Benzodiazepines enhance the effects of GABA.⁹ They do this because GABA receptors and benzodiazepines form a complex which causes an influx of negative ions into the cells. This is necessary after exposure of either pesticide to reduce activity of neurons and preventing the chance of seizures happening.^1,2,9

How and when is it administered?

As soon as possible, to prevent seizures. This must be done by a medical professional.^1,2

Important

If you believe you have been exposed, please seek advice from 999 or 111. There are a variety of home remedies, but little evidence has been found to prove they are effective.

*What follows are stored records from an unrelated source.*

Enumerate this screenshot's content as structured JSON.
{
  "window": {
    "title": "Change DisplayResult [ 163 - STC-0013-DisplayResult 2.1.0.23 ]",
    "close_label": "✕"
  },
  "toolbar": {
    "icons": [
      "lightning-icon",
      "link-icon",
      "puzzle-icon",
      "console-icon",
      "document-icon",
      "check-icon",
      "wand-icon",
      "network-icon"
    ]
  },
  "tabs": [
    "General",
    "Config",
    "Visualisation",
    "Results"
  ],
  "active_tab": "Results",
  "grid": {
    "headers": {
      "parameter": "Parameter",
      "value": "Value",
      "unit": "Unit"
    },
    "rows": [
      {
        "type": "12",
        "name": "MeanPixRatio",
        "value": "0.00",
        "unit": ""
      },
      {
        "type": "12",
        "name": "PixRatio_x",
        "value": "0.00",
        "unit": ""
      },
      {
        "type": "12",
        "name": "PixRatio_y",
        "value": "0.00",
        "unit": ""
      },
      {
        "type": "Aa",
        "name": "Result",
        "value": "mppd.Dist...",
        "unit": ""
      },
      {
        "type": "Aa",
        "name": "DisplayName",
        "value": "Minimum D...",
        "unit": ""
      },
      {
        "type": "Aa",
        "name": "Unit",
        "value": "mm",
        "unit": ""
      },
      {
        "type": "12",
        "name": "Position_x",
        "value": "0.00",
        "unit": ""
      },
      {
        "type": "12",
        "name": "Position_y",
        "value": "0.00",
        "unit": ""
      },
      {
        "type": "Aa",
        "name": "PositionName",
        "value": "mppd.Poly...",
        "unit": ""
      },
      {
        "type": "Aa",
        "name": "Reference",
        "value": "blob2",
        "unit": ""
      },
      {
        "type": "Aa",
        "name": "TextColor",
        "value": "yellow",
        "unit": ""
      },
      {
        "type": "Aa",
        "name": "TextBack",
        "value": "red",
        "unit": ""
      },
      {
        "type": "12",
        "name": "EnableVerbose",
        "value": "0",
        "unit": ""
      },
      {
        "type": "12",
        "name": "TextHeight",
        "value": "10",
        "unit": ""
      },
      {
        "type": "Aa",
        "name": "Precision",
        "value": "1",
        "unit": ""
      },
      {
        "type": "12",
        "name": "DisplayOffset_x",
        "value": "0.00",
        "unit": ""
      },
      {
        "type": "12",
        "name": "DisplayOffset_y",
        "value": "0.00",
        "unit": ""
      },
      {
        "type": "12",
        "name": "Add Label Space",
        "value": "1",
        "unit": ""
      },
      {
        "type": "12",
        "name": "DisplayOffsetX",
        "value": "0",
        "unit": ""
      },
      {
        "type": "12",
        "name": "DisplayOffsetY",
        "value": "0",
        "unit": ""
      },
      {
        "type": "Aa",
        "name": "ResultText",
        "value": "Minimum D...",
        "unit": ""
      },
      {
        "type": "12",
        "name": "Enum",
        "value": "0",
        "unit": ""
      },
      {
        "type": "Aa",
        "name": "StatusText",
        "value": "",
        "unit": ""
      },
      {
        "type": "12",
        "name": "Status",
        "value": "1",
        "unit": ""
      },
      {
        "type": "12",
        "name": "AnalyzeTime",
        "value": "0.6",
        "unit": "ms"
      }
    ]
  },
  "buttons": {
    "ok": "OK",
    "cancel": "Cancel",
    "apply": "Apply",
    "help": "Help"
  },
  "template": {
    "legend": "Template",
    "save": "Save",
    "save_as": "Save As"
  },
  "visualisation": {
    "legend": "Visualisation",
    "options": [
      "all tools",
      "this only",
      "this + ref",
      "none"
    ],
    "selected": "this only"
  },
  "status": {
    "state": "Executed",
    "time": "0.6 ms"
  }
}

I think I may have been exposed to malathion or parathion

References

ATSDR. Medical Management Guidelines for Malathion [Internet]. Available from: https://wwwn.cdc.gov/TSP/MMG/MMGDetails.aspx?mmgid=517&toxid=92 [Cited: 1st November 2024].
ATSDR. Medical Management Guidelines for Parathion [Internet]. Available from: https://wwwn.cdc.gov/TSP/MMG/MMGDetails.aspx?mmgid=1140&toxid=246 [Cited: 2nd November 2024].
Ahmed E.A., Alkuwayti M.A., Ibrahim H-I.M.. Atropine is a suppressor of epithelial–mesenchymal transition (EMT) that reduces stemness in drug-resistant breast cancer cells. 2022;23/17 [Cited: 18th November 2024]. Available from: https://pubmed.ncbi.nlm.nih.gov/36077256/
Koca, Y. O., Üstündağ, A. Ö., Yalcin, M., & Turgut, C. (2024). Assessing malathion residue impact on poultry health, human safety, and production performance. Heliyon, 10(7), e28438. Available from: https://pmc.ncbi.nlm.nih.gov/articles/PMC10979103/
Araújo M .F., Castanheira E.M.S., Sousa S.F. The Buzz on Insecticides: A Review of Uses, Molecular Structures, Targets, Adverse Effects, and Alternatives. Molecules. 2023; 28/8 [Cited: 18th November 2024] Available from: https://www.mdpi.com/1420-3049/28/8/3641
Lotti M. Chapter 72 – Clinical Toxicology of Anticholinesterase Agents in Humans. In: Krieger R, editor. Hayes’ Handbook of Pesticide Toxicology (Third Edition). New York: Academic Press; 2010. p. 1543-89.
Wong L., Radić Z., Brüggemann R.J.M., Hosea N., Berman H.A., Taylor P. Mechanism of oxime reactivation of acetylcholinesterase analyzed by chirality and mutagenesis. Biochemistry. 2000 May 1;39(19):5750-7. [Cited: 15th November 2024]
Griffin C.E., Kaye A.M., Bueno F.R., Kaye A.D. Benzodiazepine pharmacology and central nervous system–mediated effects. The Ochsner Journal. 2013;13/2:214-23. [Cited: 13th November 2024].
Zhu S., Noviello C.M., Teng J., Walsh R.M. Jr, Kim J.J., Hibbs R.E. Structure of a human synaptic GABAA receptor. Nature. 2018;559(7712):67-72. [Cited: 12th November 2024].